Şu anda mirasçılar adına satış vaadi yapılan kardeş ve adına tapu tahsis belgesi ve satış vaadi yapılan yeğen aleyhinde sözleşmelerin iptali, taşınmazda miras ortaklığı hükümlerinin geçerli olduğunun tespiti ve müdahalenin meni talepli bir dava açmış durumdalar. (Hadi Hayırlısı)

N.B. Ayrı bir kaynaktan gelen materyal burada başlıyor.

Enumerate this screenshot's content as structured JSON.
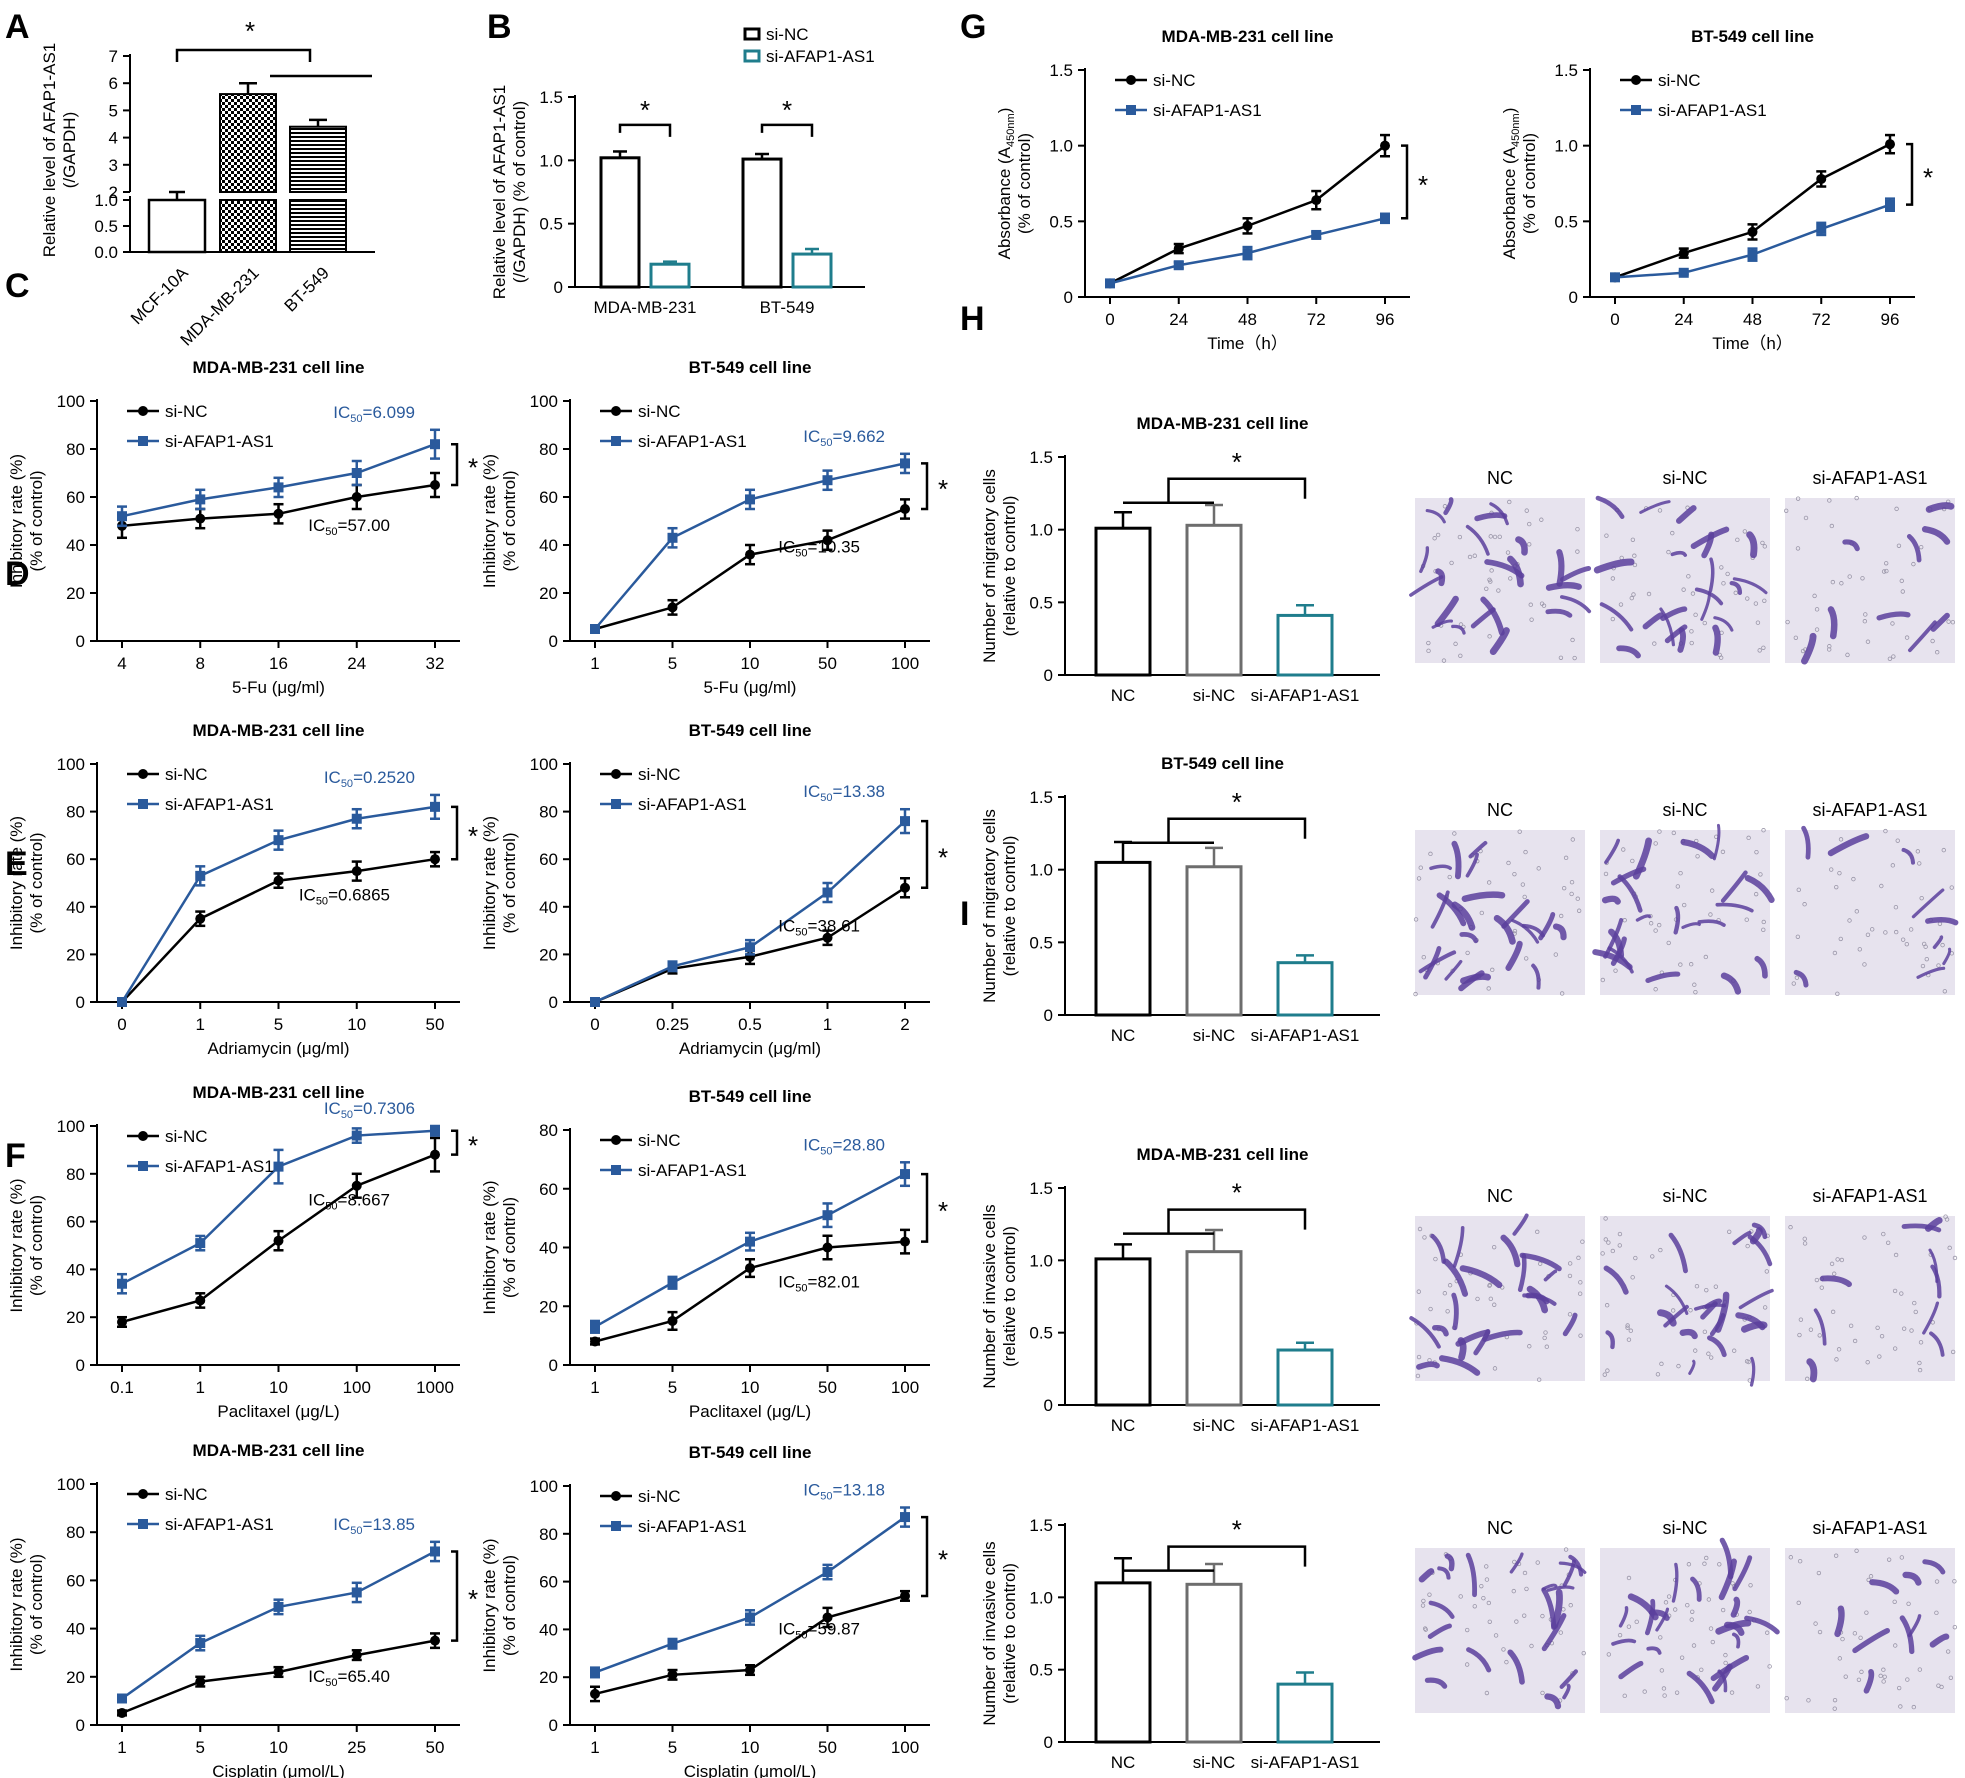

Değerli arkadaşlar aslında bu olayda namı müstear veya inançlı işlem denilen hukuki durum var. Muris yeğeni ve kardeşine güvenerek ve onların adlarını kullanarak kendi adına alamayacağı yeri alıyor. (Çünkü kendi adına bir başka tapu tahsis belgeli yer var idi. Buna B taşınmazı diyelim. B taşınmazına ait tapu tahsis belgesi ile tapu alınması mümkün olmadı yer belediye tarafından ihaleye çıkarıldı ve muris bu yerin tapusunu ihale sonucu aldı) Bir nefes alalım. oh Orda sorun yok yani.
Fakat A taşınmazı ortada duruyor. Namı müstear var. Yani yapılan satış işlemleri geçersiz. Mirasçılar olarak biz bu durumları ispat edebilirsek sorun hallolacak. Ama nasıl ispat edeceğiz?
*Binaya muris tasarruf etmiş 5 katlı yer yapmış ve kiraya vermiş( Elimizde *onlarca kira sözleşmesi var-noterden veya icraya verilmiş)
*Elektrik ve Su abonelikleri muris adına. (elimizde belgeleri var)
*Bina Vergilerini muris kendi adına ödemiş.(Elimizde belgeleri var)
*Bir yapı tatil tutanağı var murisin burayı yaparken durdurulmasına ilişkin( Bu encümen karı elimizde)
*Yerin murise ait olduğunu bilen ve binayı murisin yaptığını bilen onlarca tanık var. Kiracılarda hariç.

İspata yetermi bilemiyorum?

Kolay gelsiz eğitici ve öğretici bir konu oluyor.